UTMB researchers are renowned worldwide for excellence in aging-related chronic diseases, neuroscience, cardiology, cancer, asthma, burns and infectious diseases/vaccines. UTMB's Galveston National Laboratory, one of two National Biocontainment Laboratories built under grants awarded by the National Institute of Allergy and Infectious Diseases/National Institutes of Health, was completed in June 2008 and offers ample space for research with the most infectious agents known to mankind such Ebola virus, other viral hemorrhagic fevers, rickettsial pathogens, etc. The GNL and the attached Keiller Building are equipped with state-of-the-art facilities for basic and translational research.

This storied institution was born through the generosity of Galveston magnate John Sealy, who, upon his death, made a $50,000 bequest to benefit a charitable purpose in Galveston. His brother, George Sealy and widow Rebecca Sealy, invested that legacy in the creation of the first John Sealy Hospital in 1889. The first building in Texas to house an entire medical school, the Ashbel Smith Building (pictured on the cover) opened in 1891, with 23 students and 13 faculty. Affectionately known as "Old Red" due to its distinctive ruddy brick, granite and sandstone exterior, it was built by renowned architect Nicholas C. Clayton, who also designed many other Galveston landmarks.

The John Sealy Training School for Nurses, the first such school west of the Mississippi, opened its doors in 1890 and later became The University of Texas Medical Branch School of Nursing. The School of Health Professions (formerly the School of Allied Health Sciences) was the first allied health school in the Southwest United States when it opened its doors in 1968, and the Graduate School of Biomedical Sciences was established in 1969.

UTMB's resiliency was put to the test on Sept. 13, 2008, when Hurricane Ike caused significant flood damage to nearly every building on campus, including the John Sealy Hospital.
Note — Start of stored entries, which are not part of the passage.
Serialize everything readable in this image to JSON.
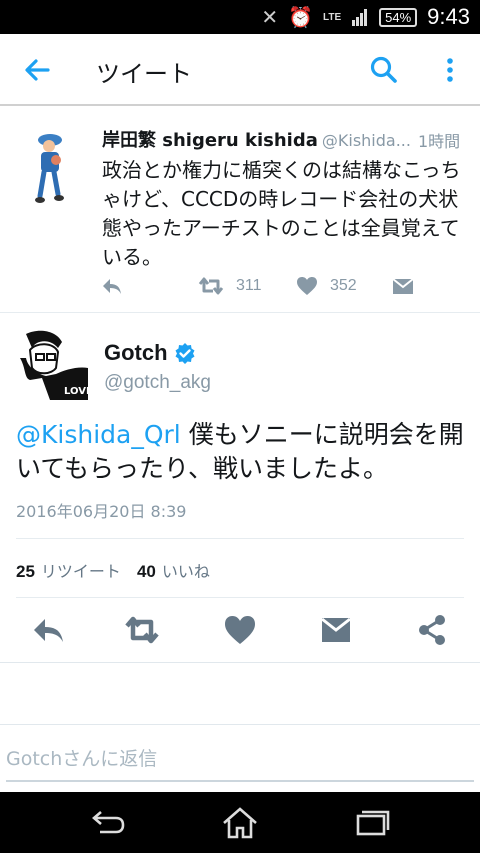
{
  "status_bar": {
    "network": "LTE",
    "battery": "54%",
    "time": "9:43"
  },
  "app_bar": {
    "title": "ツイート",
    "icons": [
      "back-arrow-icon",
      "search-icon",
      "more-vertical-icon"
    ]
  },
  "parent_tweet": {
    "author_name": "岸田繁 shigeru kishida",
    "handle": "@Kishida...",
    "time": "1時間",
    "text": "政治とか権力に楯突くのは結構なこっちゃけど、CCCDの時レコード会社の犬状態やったアーチストのことは全員覚えている。",
    "retweets": "311",
    "likes": "352"
  },
  "main_tweet": {
    "author_name": "Gotch",
    "handle": "@gotch_akg",
    "mention": "@Kishida_Qrl",
    "text": " 僕もソニーに説明会を開いてもらったり、戦いましたよ。",
    "date": "2016年06月20日 8:39",
    "retweet_count": "25",
    "retweet_label": "リツイート",
    "like_count": "40",
    "like_label": "いいね",
    "avatar_text": "LOVE"
  },
  "reply_box": {
    "placeholder": "Gotchさんに返信"
  },
  "colors": {
    "accent": "#1da1f2",
    "icon_gray": "#8899a6",
    "action_gray": "#657786"
  }
}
Revitalization, as well as flood mitigation to protect buildings and resources from future storms, has been on-going. UTMB restored its educational programs within weeks after the hurricane and its research endeavor came back steadily thereafter, proving that "UTMB stops for NO STORM." Today, UTMB Health is committed to better health care and better life for the people of Texas and beyond, well into the future.